Abrió la puerta de su casa completamente oscura, me ordenó que entrara y cuando encendió la luz, vi aparecer como en diapositivas, cientos, tal vez miles de fotos mías clavadas en las paredes, pegadas en el piso, apiladas sobre la única mesa que había.
-¿Qué es todo esto? –le pregunté.
- Tu vida.
- ¿Y por qué está mi vida empapelando tu casa?
- No es nada más que tu vida.
- Pero ¿por qué un viejo decrépito, un viejo loco, obsesivo, tiene mi vida en la pared de su casa? –le grité. Por primera vez sentía impresión por todo aquello.
- Porque tu vida es también la mía –dijo mirando hacia abajo, con menos vergüenza por lo que había hecho durante todos esos años que desencanto por mi reacción –, porque sos la historia que elegí contar, a la que le dediqué todo mi devenir, siempre el devenir, y no creas que no siento desilusión.
Me quedé callada mirando las fotos que construían una vida que de ninguna manera podía sentir mía. ¿Esa era yo? Me reconocía en la joven de uniforme que sonreía, me reconocía en mi adolescencia, en mi entrada a la juventud, incluso reconocí a esa que leía el papel que Sergio le había entregado aquella madrugada, sonriendo a medias. Pero todo lo demás, ¿qué era? ¿Quién era? Esa mujer de traje, el pelo liso, las polleras, la seriedad.

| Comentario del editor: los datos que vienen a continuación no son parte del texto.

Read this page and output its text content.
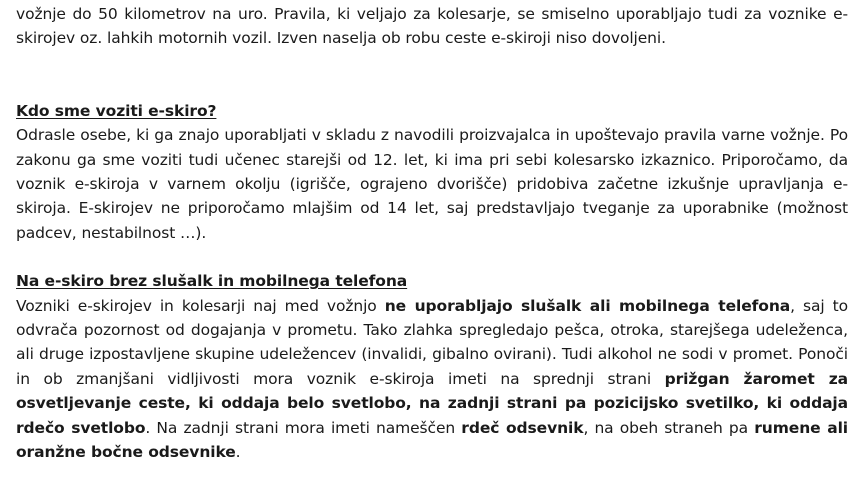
vožnje do 50 kilometrov na uro. Pravila, ki veljajo za kolesarje, se smiselno uporabljajo tudi za voznike e-skirojev oz. lahkih motornih vozil. Izven naselja ob robu ceste e-skiroji niso dovoljeni.

Kdo sme voziti e-skiro?

Odrasle osebe, ki ga znajo uporabljati v skladu z navodili proizvajalca in upoštevajo pravila varne vožnje. Po zakonu ga sme voziti tudi učenec starejši od 12. let, ki ima pri sebi kolesarsko izkaznico. Priporočamo, da voznik e-skiroja v varnem okolju (igrišče, ograjeno dvorišče) pridobiva začetne izkušnje upravljanja e-skiroja. E-skirojev ne priporočamo mlajšim od 14 let, saj predstavljajo tveganje za uporabnike (možnost padcev, nestabilnost …).

Na e-skiro brez slušalk in mobilnega telefona

Vozniki e-skirojev in kolesarji naj med vožnjo ne uporabljajo slušalk ali mobilnega telefona, saj to odvrača pozornost od dogajanja v prometu. Tako zlahka spregledajo pešca, otroka, starejšega udeleženca, ali druge izpostavljene skupine udeležencev (invalidi, gibalno ovirani). Tudi alkohol ne sodi v promet. Ponoči in ob zmanjšani vidljivosti mora voznik e-skiroja imeti na sprednji strani prižgan žaromet za osvetljevanje ceste, ki oddaja belo svetlobo, na zadnji strani pa pozicijsko svetilko, ki oddaja rdečo svetlobo. Na zadnji strani mora imeti nameščen rdeč odsevnik, na obeh straneh pa rumene ali oranžne bočne odsevnike.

Hizo que lo siguiera hasta una habitación pintada con fechas. Todos los días, desde hacía un año, estaban ahí. Y entonces me preguntó:
-¿Llegas a ver?
-Sí -le respondí, me senté en el piso y me eché a llorar.
Sergio me alcanzó un vaso con agua y tras él apareció esa mujer.
-¿Quién es ella? –le pregunté.
-Ella me asiste.
-¿Y por qué no me advirtieron?
-¿Puede un creador interferir en la vida de sus personajes?
-Intentaste hacerlo la noche en la que me diste ese papel.
-Fue todo lo que pude hacer, Valentina.
-No me llamo Valentina.
-En nuestra historia, sí –intervino ella.